Question

the right rectangular prisms are similar. which statements are correct? check all that apply. the angles in the smaller prism measure 90 degrees. the perimeter of the rectangular bases changes by a factor of 2. the surface area changes by a factor of 8. the larger prism has twice the volume of the smaller prism. the area of the rectangular bases changes by a factor of 4.

Explanation:

Step1: Analyze angle property

Right rectangular prisms have all angles as 90 degrees, so smaller prism angles are 90° (correct).

Step2: Find scale factor

Larger prism dimensions: \(2.2, 0.8, 3.2\); Smaller: \(1.1, 0.4, 1.6\).

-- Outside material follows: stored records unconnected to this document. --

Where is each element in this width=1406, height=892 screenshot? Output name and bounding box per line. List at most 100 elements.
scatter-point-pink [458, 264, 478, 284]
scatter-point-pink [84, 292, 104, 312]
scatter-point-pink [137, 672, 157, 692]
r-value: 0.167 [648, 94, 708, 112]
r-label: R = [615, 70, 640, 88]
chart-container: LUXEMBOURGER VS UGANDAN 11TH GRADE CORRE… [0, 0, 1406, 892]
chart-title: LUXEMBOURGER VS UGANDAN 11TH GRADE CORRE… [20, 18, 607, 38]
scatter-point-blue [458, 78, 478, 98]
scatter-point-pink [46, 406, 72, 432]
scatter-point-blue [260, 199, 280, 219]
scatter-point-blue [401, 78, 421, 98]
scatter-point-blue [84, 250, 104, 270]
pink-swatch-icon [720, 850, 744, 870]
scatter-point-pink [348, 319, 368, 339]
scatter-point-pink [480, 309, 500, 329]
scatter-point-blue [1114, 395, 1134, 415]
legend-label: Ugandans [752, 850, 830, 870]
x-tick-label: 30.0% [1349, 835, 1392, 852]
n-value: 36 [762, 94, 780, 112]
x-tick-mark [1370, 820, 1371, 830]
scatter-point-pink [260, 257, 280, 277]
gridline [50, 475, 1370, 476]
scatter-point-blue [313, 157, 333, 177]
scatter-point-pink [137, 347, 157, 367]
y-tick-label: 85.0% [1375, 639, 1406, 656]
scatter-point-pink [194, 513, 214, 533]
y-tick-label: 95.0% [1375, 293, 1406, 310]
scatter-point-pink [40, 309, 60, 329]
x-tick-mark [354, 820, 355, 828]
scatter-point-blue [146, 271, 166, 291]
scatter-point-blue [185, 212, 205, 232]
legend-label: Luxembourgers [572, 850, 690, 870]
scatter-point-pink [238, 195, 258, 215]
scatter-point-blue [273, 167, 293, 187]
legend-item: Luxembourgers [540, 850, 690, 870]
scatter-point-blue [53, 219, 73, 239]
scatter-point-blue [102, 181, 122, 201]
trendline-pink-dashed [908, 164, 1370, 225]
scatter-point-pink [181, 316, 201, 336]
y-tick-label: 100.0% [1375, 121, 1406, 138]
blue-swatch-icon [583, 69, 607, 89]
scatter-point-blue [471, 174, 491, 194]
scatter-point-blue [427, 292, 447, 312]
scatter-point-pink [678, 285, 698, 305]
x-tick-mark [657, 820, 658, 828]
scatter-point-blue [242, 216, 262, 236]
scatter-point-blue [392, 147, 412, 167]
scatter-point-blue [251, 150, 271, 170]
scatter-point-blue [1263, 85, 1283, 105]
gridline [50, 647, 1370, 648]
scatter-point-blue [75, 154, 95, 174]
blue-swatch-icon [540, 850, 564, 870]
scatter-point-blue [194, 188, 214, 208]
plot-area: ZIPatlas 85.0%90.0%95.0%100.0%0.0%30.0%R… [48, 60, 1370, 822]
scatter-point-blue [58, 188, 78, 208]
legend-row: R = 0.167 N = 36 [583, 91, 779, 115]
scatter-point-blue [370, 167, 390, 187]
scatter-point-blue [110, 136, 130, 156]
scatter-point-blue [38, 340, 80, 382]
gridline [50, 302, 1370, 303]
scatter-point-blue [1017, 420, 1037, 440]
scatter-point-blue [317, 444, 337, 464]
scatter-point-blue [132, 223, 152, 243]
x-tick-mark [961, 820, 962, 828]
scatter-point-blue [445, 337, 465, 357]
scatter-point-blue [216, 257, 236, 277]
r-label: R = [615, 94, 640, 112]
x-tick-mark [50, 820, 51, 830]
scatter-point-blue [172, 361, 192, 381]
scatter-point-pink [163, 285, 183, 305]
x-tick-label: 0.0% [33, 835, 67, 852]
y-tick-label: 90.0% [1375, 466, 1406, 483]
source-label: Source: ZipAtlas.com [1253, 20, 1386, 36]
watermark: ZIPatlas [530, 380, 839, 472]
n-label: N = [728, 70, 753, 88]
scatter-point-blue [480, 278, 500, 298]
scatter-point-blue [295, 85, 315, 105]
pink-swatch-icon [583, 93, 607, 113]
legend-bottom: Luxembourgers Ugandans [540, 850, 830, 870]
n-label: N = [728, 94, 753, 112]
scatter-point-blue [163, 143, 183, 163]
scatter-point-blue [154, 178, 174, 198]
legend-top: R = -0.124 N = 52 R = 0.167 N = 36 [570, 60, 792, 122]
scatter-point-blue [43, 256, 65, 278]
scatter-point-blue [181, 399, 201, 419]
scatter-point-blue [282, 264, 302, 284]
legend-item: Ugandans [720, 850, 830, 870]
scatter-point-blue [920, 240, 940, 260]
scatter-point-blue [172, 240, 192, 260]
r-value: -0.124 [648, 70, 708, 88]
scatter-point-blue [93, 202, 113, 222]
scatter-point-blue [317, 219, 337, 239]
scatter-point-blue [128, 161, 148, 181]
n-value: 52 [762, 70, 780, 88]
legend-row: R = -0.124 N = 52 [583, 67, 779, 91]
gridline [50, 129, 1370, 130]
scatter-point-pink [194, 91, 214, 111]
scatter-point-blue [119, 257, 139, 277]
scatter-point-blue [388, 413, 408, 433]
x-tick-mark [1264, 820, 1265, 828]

Scale factor \(k=\frac{2.2}{1.1}=2\) (or \(\frac{0.8}{0.4}=2\), \(\frac{3.2}{1.6}=2\)).

Step3: Perimeter of bases

Perimeter is linear, so scale factor for perimeter is \(k = 2\) (correct).

Step4: Surface area scale

Surface area scale factor is \(k^2=2^2 = 4\), not 8 (incorrect).

Step5: Volume scale

Volume scale factor is \(k^3=2^3 = 8\), so larger volume is 8x smaller, not 2x (incorrect).

Step6: Base area scale

Base area (2D) scale factor is \(k^2=4\) (correct).

Answer:

• The angles in the smaller prism measure 90 degrees.
• The perimeter of the rectangular bases changes by a factor of 2.
• The area of the rectangular bases changes by a factor of 4.